Review: NW

In NW, her third novel since White Teeth, Zadie Smith uses lean stream-of-consciousness narration tethered to taut skeins of dialogue to portray the aspirations and agitations of a trio of characters who have migrated varying distances from their shared roots in a northwest London housing estate. (The London postal code "NW" covers a broad range of districts, from working class to fairly posh, with NW10 being a far socio-economic cry from NW8). Smith's characters are ethnically "diverse," but the subject of her novel is more existential than multicultural--all three principals struggle to inhabit their adult, free-will professional and personal lives with conviction after emerging from childhoods confined by cultural norms, familial expectations, geographical allegiance and immigrant anxiety.

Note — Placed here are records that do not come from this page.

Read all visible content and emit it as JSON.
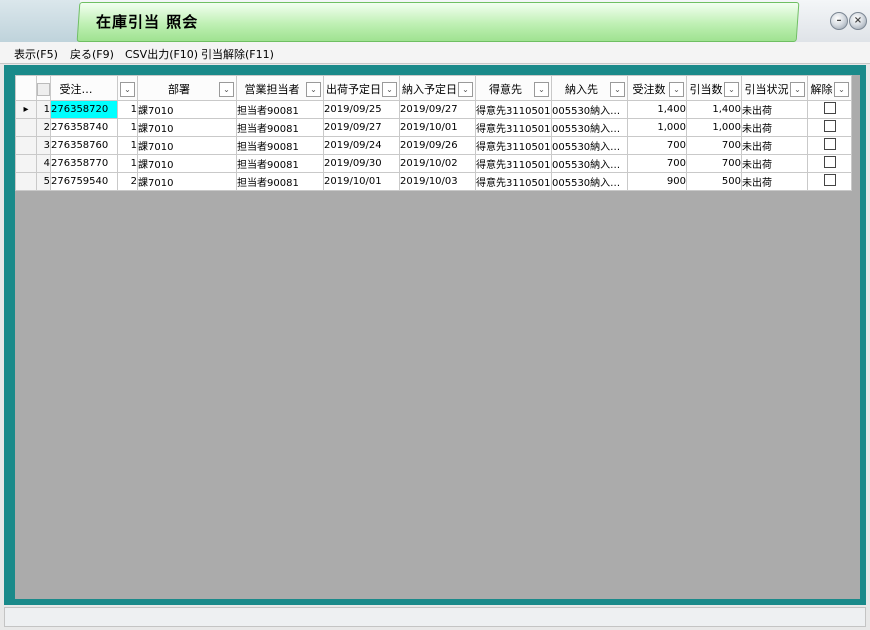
{
  "window": {
    "title": "在庫引当 照会",
    "minimize_glyph": "–",
    "close_glyph": "×"
  },
  "menu": [
    {
      "label": "表示(F5)"
    },
    {
      "label": "戻る(F9)"
    },
    {
      "label": "CSV出力(F10)"
    },
    {
      "label": "引当解除(F11)"
    }
  ],
  "grid": {
    "columns": [
      {
        "key": "order_no",
        "label": "受注…"
      },
      {
        "key": "line",
        "label": ""
      },
      {
        "key": "dept",
        "label": "部署"
      },
      {
        "key": "sales_rep",
        "label": "営業担当者"
      },
      {
        "key": "ship_date",
        "label": "出荷予定日"
      },
      {
        "key": "delivery_date",
        "label": "納入予定日"
      },
      {
        "key": "customer",
        "label": "得意先"
      },
      {
        "key": "ship_to",
        "label": "納入先"
      },
      {
        "key": "order_qty",
        "label": "受注数"
      },
      {
        "key": "alloc_qty",
        "label": "引当数"
      },
      {
        "key": "alloc_status",
        "label": "引当状況"
      },
      {
        "key": "release",
        "label": "解除"
      }
    ],
    "current_row_marker": "▸",
    "dropdown_glyph": "⌄",
    "rows": [
      {
        "idx": "1",
        "order_no": "276358720",
        "line": "1",
        "dept": "課7010",
        "sales_rep": "担当者90081",
        "ship_date": "2019/09/25",
        "delivery_date": "2019/09/27",
        "customer": "得意先3110501",
        "ship_to": "005530納入…",
        "order_qty": "1,400",
        "alloc_qty": "1,400",
        "alloc_status": "未出荷",
        "release_checked": false
      },
      {
        "idx": "2",
        "order_no": "276358740",
        "line": "1",
        "dept": "課7010",
        "sales_rep": "担当者90081",
        "ship_date": "2019/09/27",
        "delivery_date": "2019/10/01",
        "customer": "得意先3110501",
        "ship_to": "005530納入…",
        "order_qty": "1,000",
        "alloc_qty": "1,000",
        "alloc_status": "未出荷",
        "release_checked": false
      },
      {
        "idx": "3",
        "order_no": "276358760",
        "line": "1",
        "dept": "課7010",
        "sales_rep": "担当者90081",
        "ship_date": "2019/09/24",
        "delivery_date": "2019/09/26",
        "customer": "得意先3110501",
        "ship_to": "005530納入…",
        "order_qty": "700",
        "alloc_qty": "700",
        "alloc_status": "未出荷",
        "release_checked": false
      },
      {
        "idx": "4",
        "order_no": "276358770",
        "line": "1",
        "dept": "課7010",
        "sales_rep": "担当者90081",
        "ship_date": "2019/09/30",
        "delivery_date": "2019/10/02",
        "customer": "得意先3110501",
        "ship_to": "005530納入…",
        "order_qty": "700",
        "alloc_qty": "700",
        "alloc_status": "未出荷",
        "release_checked": false
      },
      {
        "idx": "5",
        "order_no": "276759540",
        "line": "2",
        "dept": "課7010",
        "sales_rep": "担当者90081",
        "ship_date": "2019/10/01",
        "delivery_date": "2019/10/03",
        "customer": "得意先3110501",
        "ship_to": "005530納入…",
        "order_qty": "900",
        "alloc_qty": "500",
        "alloc_status": "未出荷",
        "release_checked": false
      }
    ]
  },
  "colors": {
    "frame": "#1a8a8a",
    "selected_cell": "#00ffff",
    "title_tab": "#bff0b4"
  }
}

The two main female characters, Leah Hanwell and Natalie De Angelis (née Keisha Blake) have been friends from age four to their present mid-30s; Felix Cooper is a contemporary who lives in their periphery and whose noble story arc bridges their sections. NW begins with Leah contemplating her reproductive ambivalence in a hammock, an opening that would have been fatally limp if Smith's language were less lithe and lyrical. A begging female tough prises Leah from her stupor and NW delivers the first of many great scenes powered by dialogue. The novel illuminates contemporary cultural frictions by investigating the progress of Leah's and Natalie's relationships and careers. Felix's quest takes the reader across London and depicts the fraught pressures of modern manhood. Smith establishes her characters' dilemmas with astute insight; although there is plenty of dramatic incident, the only actions that strain credulity occur at the height of Natalie's ontological crisis.

Readers seeking a conventional narrative may be frustrated by NW's challenging stream-of-consciousness segues, hodgepodge typography, dearth of dialogue tags and fungible structure (the third major section, Keisha/Natalie's coming-of-age story, is told in numbered text fragments that work surprisingly well), but only about 10% of the text requires actual puzzling out.

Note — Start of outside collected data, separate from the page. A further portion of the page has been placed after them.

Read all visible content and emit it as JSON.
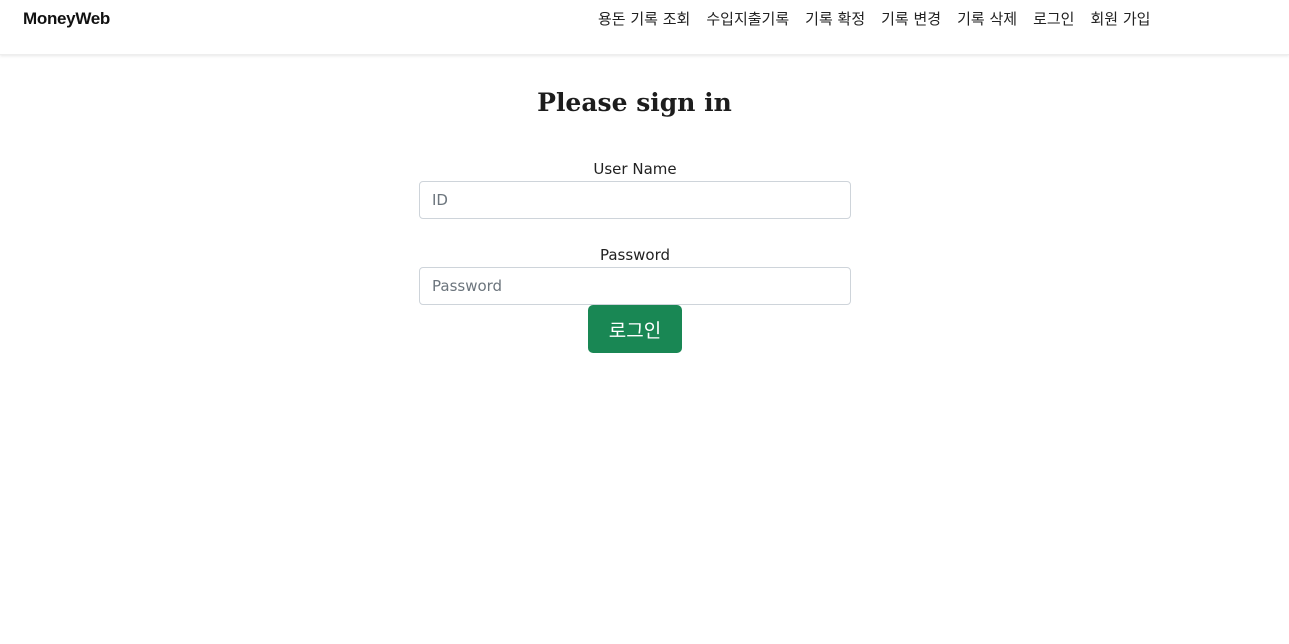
{
  "navbar": {
    "brand": "MoneyWeb",
    "links": [
      {
        "label": "용돈 기록 조회"
      },
      {
        "label": "수입지출기록"
      },
      {
        "label": "기록 확정"
      },
      {
        "label": "기록 변경"
      },
      {
        "label": "기록 삭제"
      },
      {
        "label": "로그인"
      },
      {
        "label": "회원 가입"
      }
    ]
  },
  "form": {
    "title": "Please sign in",
    "username": {
      "label": "User Name",
      "value": "",
      "placeholder": "ID"
    },
    "password": {
      "label": "Password",
      "value": "",
      "placeholder": "Password"
    },
    "submit_label": "로그인"
  },
  "colors": {
    "accent": "#198754",
    "text": "#212529",
    "input_border": "#ced4da",
    "placeholder": "#6c757d"
  }
}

By limiting most of her authorial prose to character thought and by delivering gobs of visceral dialogue Smith virtually embeds the reader alongside her broad cast of NW residents. One does not read NW so much as eavesdrop on it. Smith has moved beyond the somewhat hyper comic tone of White Teeth and the descriptive indulgences of On Beauty to write her most empathetic, humanly vulnerable novel to date. NW is a novel of voices, all of which deserve to be heard." --Holloway McCandless, blogger at Litagogo: A Guide To Free Literary Podcasts

Shelf Talker: Smith offers a transatlantic counterpoint to A Visit from the Goon Squad in a portrait of young Londoners struggling to design their lives against external expectations.